This article explains how to use Azure Key Vault to manage SSH keys for accessing Azure Virtual Machines. Handling sensitive data—particularly private keys—can be complex and risky. By using Azure Key Vault, we can securely store and control access to this information. The steps outlined below are performed using Azure CLI 2.0.
Azure Key Vault enables secure storage of confidential data such as cryptographic keys, passwords, and certificates. It does this through protected containers called vaults, where access policies can be assigned to users or applications. While it is possible to integrate your own Certificate Authority (CA) or request certificates from a public CA, this example uses self-signed certificates for simplicity.
Key Vault is commonly used to automate certificate delivery for web servers and other services. In this case, however, the focus is on securely distributing private SSH keys.

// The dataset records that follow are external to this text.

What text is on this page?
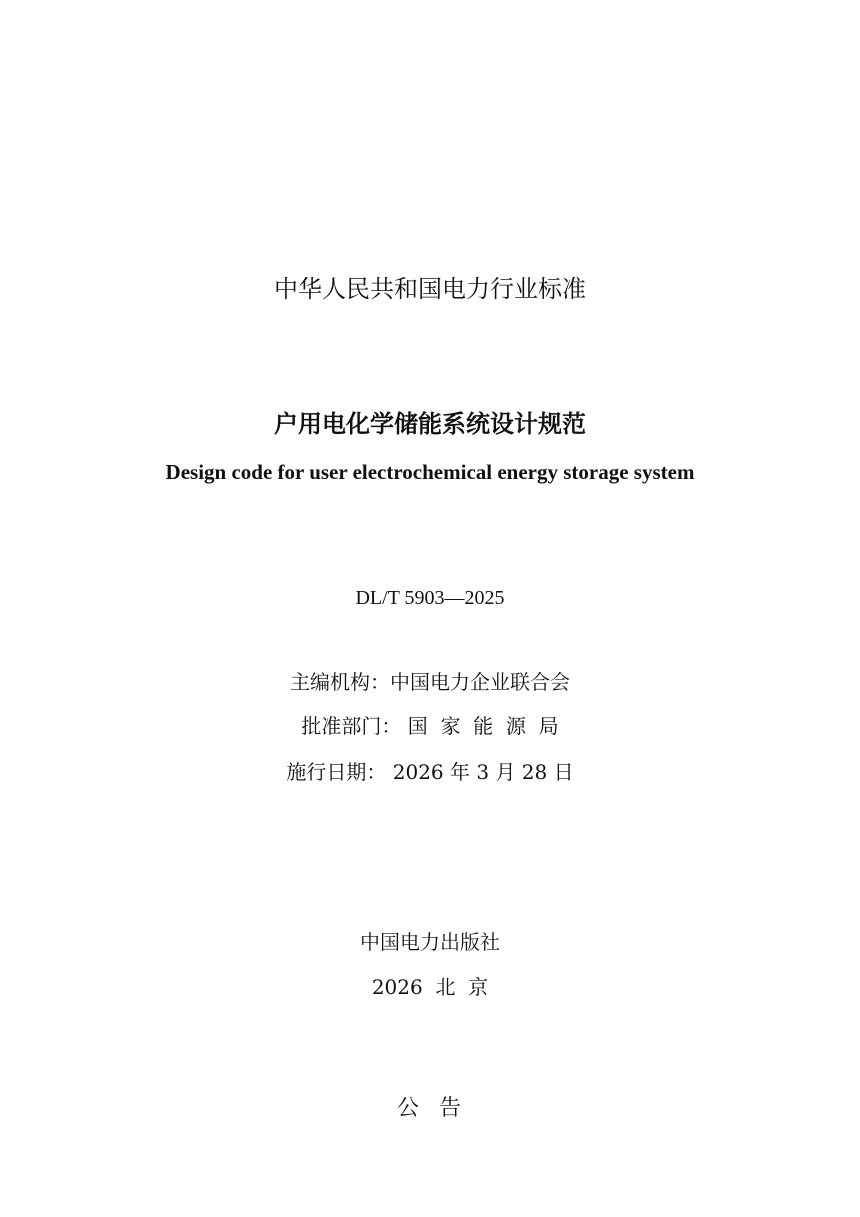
中华人民共和国电力行业标准
户用电化学储能系统设计规范
Design code for user electrochemical energy storage system
DL/T 5903—2025
主编机构：中国电力企业联合会
批准部门： 国  家  能  源  局
施行日期： 2026 年 3 月 28 日
中国电力出版社
2026  北  京
公  告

By storing them in Key Vault, we can grant individual users-controlled access to specific secrets or keys.
After launching the Azure CLI, the first step is to register the Key Vault resource provider:
az provider register -n Microsoft.KeyVault
Next, create a resource group and a Key Vault to hold the SSH keys. In this example:
• Resource Group name: rg-keyvault-test
• Vault name: keyvaultteststore6412
• Region: westeurope
az group create -n rg-keyvault-test -l westeurope
az keyvault create -n keyvaultteststore6412 -g rg-keyvault-test -l westeurope --enabled-for-deployment
_______________________________________________________________________________
Once the vault is ready, create a self-signed certificate using the default policy:
az keyvault certificate create --vault-name keyvaultteststore6412 -n cert1 -p "$(az keyvault certificate get-default-policy -o json)"
To use the certificate for SSH access, download the secret and extract the private key. Since the connection to the VM will be from Linux, the private key must be converted and stripped of its password.
az keyvault secret download --vault-name keyvaultteststore6412 -n cert1 -e base64 -f cert1.pfx
openssl pkcs12 -in cert1.pfx -out cert1.pem -nocerts -nodes
chmod 0400 cert1.pem
ssh-keygen -f cert1.pem -y > cert1.pub
These steps:
1. Download the certificate in PFX format.
2. Extract the private key into PEM format without a password.
3. Secure the file permissions.
4. Generate the corresponding public key.
With the public key ready, deploy a new virtual machine and inject the SSH key during creation:
az vm create -g rg-keyvault-test -n keyvaultteststore6412 --admin-username centos --image centos --ssh-key-value "$(cat cert1.pub)"
This command provisions the VM and configures it to allow SSH authentication using the public key derived from the Key Vault certificate.
You can now verify the setup by connecting to the virtual machine using the private key (cert1.pem) that was downloaded and prepared earlier.
By following this approach, Azure Key Vault acts as a secure repository for managing SSH keys, reducing the risks associated with distributing and storing private credentials manually.